Scarlett, ki o zamanki adı Molly'di ama bu ismin ona annesi tarafından verildiğini hiç sanmıyordu, yetimhaneden alındığında sekiz yaşındaydı. Yılda bir kez gelen ekibin o koşullarda bile diğerlerinden çok daha gürbüz ve sağlıklı görünmeyi başararak dikkatini çekmişti.

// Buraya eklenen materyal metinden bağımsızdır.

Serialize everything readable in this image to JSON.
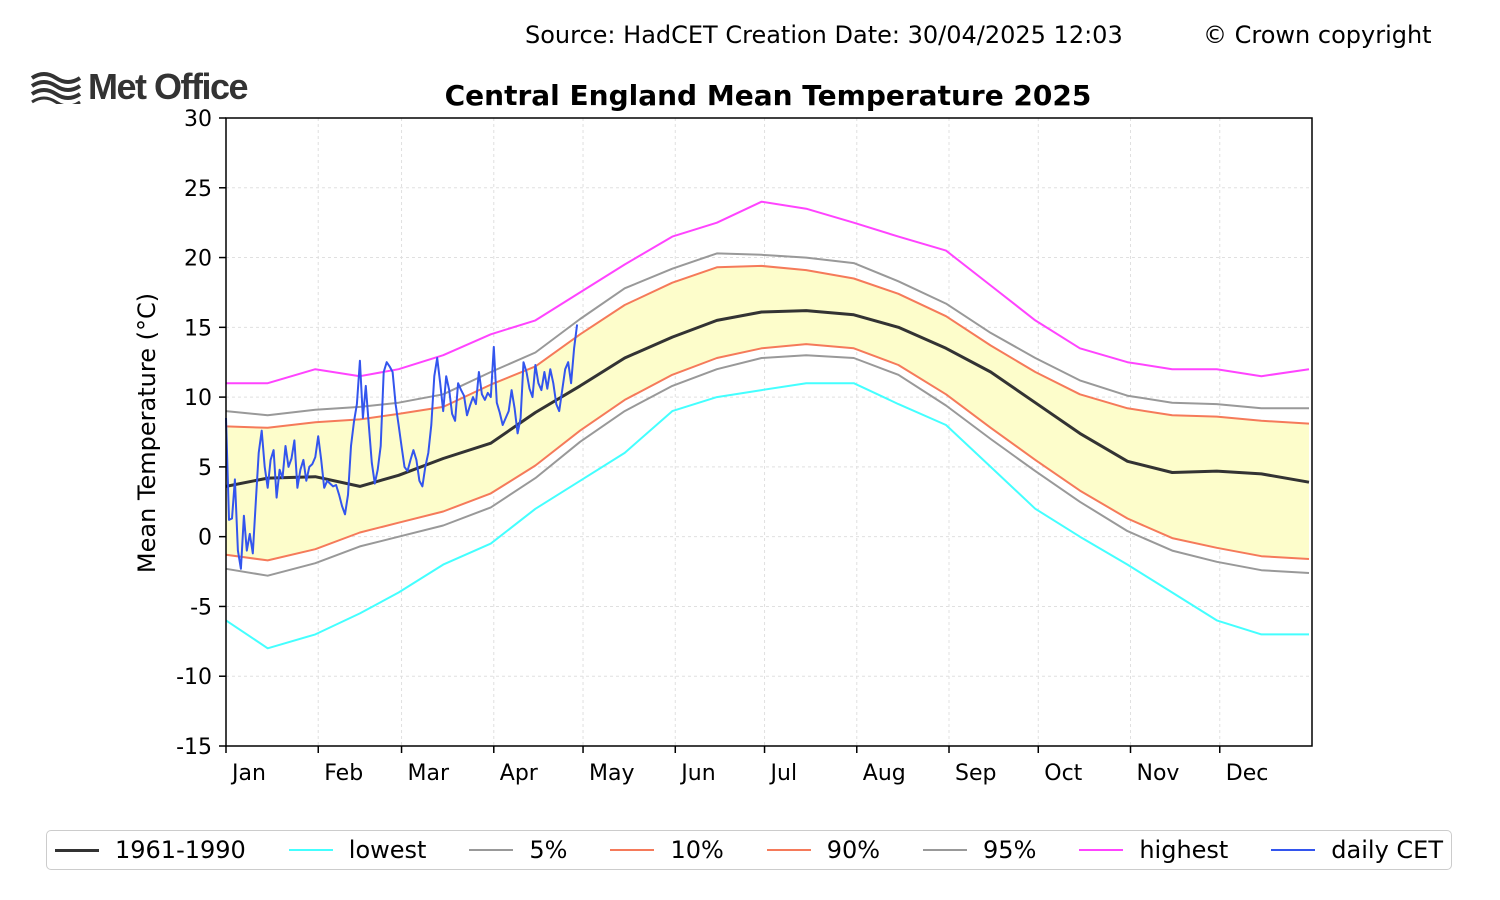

Güçlü bir çocuktu, büyüdükçe de güçlü bir kadın olmuştu.

Kadın casusların hem erkekler gibi yakın dövüş, silah kullanma, istihbarat toplama, kendini gizleme gibi beceriler kazanması hem de hedeflerini kolay etkileyebilmeleri için çekici görünebilmesi beklenirdi. İhtiyaç duyacağı her konuda en iyi şekilde eğitilen ve kendisine sunulan her bilgi kırıntısını oburca alan Scarlett, 15 yaşındayken, yaşından epey de büyük görünüyordu, eğitimini tamamladığına karar verildi ve ufak tefek görevler için sahaya sürüldü. Bir şeyleri başardıkça kendisine uygun görülen vazifelerin zorluk derecesi de artan genç kadın 23 yaşını doldurduğu şu günlerde Belçika Kralının Savunma Bakanı'ndan mühim bilgiler sızdırmaktayken ansızın acil koduyla Londra'ya çağırılmış ve Gizli Servis Başkanı Locker tarafından Mareşal Welles'in emrine verilmişti.

Wellington Dükü, beğenmediğini her fırsatta belirttiği askeri istihbaratla çalışmayı yetersiz gördüğü için Bay Locker'ı huzuruna çağırtmıştı. Gizli Servis Başkanı geldiğinde ona oğlunun peşine çok güvendiği genç bir askeri göndermek niyetinde olduğunu anlattı.

- Velhasıl, Locker, bu çocuğun yanına tecrübeli bir casus istiyorum senden. Sıradan bir genç değil ha. Bir Baron torunu ve görevinden dönünce ünvan ve miras hakkını almasını sağlayacağım. Yeter ki Arthur bulunsun.

Locker ne diyeceğini bilemiyordu. Ülkenin bütün kaynaklarını kendi kişisel çıkarları için kullanmaya hevesli yaşlı adama kimse çıkıp da dur diyemiyordu. Bourne Markisi babasından kaçmak istiyorsa kendi meselesiydi. Gizli Servisin bu aile dramının ortasında nasıl bir rolü olabilirdi ki?

- Efendim, benim ajanlarım dünyanın dört bir yanından Majesteleri Kralımızın hizmetinde ülkemizin güvenliği için bilgi topluyorlar. Bu koşullarda ülke çıkarları açısından...

'Locker!!' Dük Hazretlerinin sert çıkışıyla Başkan susmak zorunda kaldı. Welles, böyle bir yanıt alacağını tahmin ettiği için fazla sinirlenmemişti.